Somehow it seems fitting that we’ve chosen autumn to kick off this blog, not least because it’s the most vibrant and flamboyant time of year – the show-off season, as I like to think of it – when the trees turn from green to a glorious kaleidoscope of oranges, yellows, flashes of crimson, russet, bronze, conker browns and burnt coppers, and colour drenches your senses. I might be a spring person and these shades might never make it into my wardrobe – I’m all about warm, bright and fresh colours like mint green, flamingo pink and turquoise – but autumn is a highlight of the calendar for me, Nature’s last hurrah before we move into winter.

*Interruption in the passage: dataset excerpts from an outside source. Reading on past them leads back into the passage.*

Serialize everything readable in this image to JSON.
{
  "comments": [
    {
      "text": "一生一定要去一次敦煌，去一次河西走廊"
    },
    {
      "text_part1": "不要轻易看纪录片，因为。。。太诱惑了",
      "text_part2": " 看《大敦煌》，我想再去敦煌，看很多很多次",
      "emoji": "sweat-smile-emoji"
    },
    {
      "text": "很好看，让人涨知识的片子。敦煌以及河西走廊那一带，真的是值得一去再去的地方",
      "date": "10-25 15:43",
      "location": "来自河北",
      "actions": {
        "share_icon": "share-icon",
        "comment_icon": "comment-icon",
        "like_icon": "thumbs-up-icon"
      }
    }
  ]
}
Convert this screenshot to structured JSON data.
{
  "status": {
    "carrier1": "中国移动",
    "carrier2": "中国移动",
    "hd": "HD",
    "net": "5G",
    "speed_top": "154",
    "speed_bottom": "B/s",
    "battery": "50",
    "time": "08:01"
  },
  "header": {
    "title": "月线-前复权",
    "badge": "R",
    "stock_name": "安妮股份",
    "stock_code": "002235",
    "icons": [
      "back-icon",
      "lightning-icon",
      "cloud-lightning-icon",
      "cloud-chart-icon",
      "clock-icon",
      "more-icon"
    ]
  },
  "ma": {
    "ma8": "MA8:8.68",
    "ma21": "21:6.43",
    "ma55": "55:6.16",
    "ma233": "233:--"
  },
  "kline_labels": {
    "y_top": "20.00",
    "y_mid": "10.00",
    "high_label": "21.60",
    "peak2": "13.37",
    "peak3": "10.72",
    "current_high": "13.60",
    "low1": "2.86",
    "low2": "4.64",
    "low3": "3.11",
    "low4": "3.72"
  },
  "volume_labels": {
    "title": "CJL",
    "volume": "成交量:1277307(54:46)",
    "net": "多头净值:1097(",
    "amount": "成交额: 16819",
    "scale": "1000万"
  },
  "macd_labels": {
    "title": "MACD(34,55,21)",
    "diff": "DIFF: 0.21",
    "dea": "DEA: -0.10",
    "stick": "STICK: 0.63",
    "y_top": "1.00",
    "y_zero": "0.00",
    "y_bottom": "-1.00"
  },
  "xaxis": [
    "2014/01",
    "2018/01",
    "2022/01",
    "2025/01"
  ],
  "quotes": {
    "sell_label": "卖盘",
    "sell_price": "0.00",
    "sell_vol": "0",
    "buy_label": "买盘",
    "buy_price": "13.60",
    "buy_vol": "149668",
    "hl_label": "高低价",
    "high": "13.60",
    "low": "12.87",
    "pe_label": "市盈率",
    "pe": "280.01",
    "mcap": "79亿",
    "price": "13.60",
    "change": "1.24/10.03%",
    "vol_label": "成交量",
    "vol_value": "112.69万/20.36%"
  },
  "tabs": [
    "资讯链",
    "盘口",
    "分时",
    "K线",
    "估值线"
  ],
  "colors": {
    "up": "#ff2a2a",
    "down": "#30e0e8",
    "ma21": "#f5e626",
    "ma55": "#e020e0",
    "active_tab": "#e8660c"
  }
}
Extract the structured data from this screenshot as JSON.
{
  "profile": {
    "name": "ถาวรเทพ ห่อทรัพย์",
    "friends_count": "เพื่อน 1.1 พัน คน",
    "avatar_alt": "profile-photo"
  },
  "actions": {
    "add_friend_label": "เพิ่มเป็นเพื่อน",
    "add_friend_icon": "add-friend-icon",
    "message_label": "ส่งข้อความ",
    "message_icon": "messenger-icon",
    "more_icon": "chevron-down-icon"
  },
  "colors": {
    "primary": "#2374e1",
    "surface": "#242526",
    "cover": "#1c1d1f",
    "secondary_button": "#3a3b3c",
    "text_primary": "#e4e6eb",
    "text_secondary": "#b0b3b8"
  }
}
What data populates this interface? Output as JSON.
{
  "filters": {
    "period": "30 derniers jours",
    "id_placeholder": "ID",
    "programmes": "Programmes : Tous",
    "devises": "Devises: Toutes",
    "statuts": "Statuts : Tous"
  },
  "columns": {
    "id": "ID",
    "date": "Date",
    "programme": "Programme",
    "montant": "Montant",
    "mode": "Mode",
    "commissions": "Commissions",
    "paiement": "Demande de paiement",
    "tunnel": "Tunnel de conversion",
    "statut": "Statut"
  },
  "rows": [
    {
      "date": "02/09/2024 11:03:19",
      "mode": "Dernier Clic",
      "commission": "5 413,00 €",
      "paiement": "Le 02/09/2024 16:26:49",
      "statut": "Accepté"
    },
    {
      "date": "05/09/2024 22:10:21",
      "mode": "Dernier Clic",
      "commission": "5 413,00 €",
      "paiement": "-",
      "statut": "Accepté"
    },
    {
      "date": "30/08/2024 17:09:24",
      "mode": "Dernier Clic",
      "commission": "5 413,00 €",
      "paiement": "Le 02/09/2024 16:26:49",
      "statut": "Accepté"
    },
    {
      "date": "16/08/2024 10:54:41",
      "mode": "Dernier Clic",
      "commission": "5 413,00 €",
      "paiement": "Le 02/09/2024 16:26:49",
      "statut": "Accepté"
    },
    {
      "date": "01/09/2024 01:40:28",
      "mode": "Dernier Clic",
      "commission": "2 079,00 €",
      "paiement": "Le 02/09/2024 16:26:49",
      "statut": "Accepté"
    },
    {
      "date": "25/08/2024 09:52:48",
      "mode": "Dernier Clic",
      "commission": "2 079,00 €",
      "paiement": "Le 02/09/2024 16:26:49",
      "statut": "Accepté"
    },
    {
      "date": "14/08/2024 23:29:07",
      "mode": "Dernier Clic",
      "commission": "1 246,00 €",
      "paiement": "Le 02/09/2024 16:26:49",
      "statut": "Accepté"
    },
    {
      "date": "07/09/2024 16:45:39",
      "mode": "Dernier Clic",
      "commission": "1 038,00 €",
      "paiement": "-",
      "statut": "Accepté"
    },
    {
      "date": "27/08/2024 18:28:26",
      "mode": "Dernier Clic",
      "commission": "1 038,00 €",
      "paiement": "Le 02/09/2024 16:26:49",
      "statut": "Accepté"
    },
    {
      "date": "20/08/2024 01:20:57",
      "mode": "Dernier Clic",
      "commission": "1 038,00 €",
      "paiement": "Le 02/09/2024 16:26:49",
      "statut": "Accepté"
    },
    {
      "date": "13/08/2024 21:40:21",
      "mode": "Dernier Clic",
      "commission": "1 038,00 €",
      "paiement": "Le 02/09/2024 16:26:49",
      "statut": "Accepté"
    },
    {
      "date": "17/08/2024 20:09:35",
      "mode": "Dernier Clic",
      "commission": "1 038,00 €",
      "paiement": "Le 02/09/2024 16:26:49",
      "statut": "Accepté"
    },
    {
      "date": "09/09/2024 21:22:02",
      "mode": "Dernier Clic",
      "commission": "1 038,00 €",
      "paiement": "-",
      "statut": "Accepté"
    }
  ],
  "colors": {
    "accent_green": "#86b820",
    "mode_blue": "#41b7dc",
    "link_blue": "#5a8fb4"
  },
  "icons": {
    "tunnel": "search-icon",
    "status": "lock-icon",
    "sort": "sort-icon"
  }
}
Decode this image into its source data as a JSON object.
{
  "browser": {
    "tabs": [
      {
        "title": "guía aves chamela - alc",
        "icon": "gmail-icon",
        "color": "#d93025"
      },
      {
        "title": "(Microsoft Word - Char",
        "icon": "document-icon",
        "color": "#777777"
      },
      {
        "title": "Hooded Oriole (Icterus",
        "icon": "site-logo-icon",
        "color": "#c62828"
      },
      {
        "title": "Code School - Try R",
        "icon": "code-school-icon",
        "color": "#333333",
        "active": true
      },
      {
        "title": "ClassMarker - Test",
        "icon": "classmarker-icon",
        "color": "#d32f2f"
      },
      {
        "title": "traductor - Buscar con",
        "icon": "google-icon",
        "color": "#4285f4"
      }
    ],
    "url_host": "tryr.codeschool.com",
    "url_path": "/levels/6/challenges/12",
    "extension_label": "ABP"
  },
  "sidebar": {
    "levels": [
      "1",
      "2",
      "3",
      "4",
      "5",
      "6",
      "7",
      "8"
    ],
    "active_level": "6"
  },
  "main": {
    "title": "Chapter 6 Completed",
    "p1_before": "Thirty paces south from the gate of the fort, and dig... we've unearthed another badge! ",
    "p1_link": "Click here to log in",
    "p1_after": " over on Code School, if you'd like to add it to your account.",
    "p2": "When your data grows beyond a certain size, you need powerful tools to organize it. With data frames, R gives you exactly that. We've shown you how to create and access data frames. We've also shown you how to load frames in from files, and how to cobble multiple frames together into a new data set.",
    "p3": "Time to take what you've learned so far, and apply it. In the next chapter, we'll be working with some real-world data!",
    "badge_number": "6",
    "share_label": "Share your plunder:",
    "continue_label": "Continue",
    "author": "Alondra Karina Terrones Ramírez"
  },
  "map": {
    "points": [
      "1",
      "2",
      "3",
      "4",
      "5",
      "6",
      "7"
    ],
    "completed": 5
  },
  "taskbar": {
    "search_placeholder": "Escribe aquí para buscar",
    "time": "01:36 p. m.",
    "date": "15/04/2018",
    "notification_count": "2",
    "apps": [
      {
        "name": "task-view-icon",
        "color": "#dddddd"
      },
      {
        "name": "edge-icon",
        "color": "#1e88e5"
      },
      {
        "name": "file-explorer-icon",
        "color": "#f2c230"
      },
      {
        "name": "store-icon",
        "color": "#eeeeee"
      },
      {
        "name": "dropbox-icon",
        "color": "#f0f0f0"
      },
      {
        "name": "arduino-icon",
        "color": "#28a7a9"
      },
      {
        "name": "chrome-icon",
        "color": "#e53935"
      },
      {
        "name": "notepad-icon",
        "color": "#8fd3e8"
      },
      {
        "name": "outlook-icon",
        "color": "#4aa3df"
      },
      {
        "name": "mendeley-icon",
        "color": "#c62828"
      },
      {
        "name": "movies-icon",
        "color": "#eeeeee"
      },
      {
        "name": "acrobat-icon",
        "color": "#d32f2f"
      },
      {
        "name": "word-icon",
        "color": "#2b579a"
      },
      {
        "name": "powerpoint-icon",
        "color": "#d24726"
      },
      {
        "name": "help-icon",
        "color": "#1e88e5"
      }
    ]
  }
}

It is also a great time for a city break, which neatly leads me on to a little travel secret John and I discovered recently when we visited a knitwear and jersey factory in Portugal to check on quality control and look at some new fabrics for Spring/Summer 2017. Lisbon gets all the press, but if you’ve been before you’ll appreciate what I mean when I say that Porto, Portugal’s second largest city, is one of Europe’s hidden gems – a medieval heart with a modern buzz and lots of breathtaking gold-leaf-laced churches. Not to mention a certain tipple. While we were there, we also happened across a rather fabulous little shop that sold blankets and handbags – all made from pure wool – in a rainbow of colours. From deep teal purses to lime-green handbags, it was the sort of place that you might go hunting for a navy handbag but come out carrying a scarlet one. Or a tangerine blanket you had no idea you either wanted or needed in your life. In other words, my kind of shop.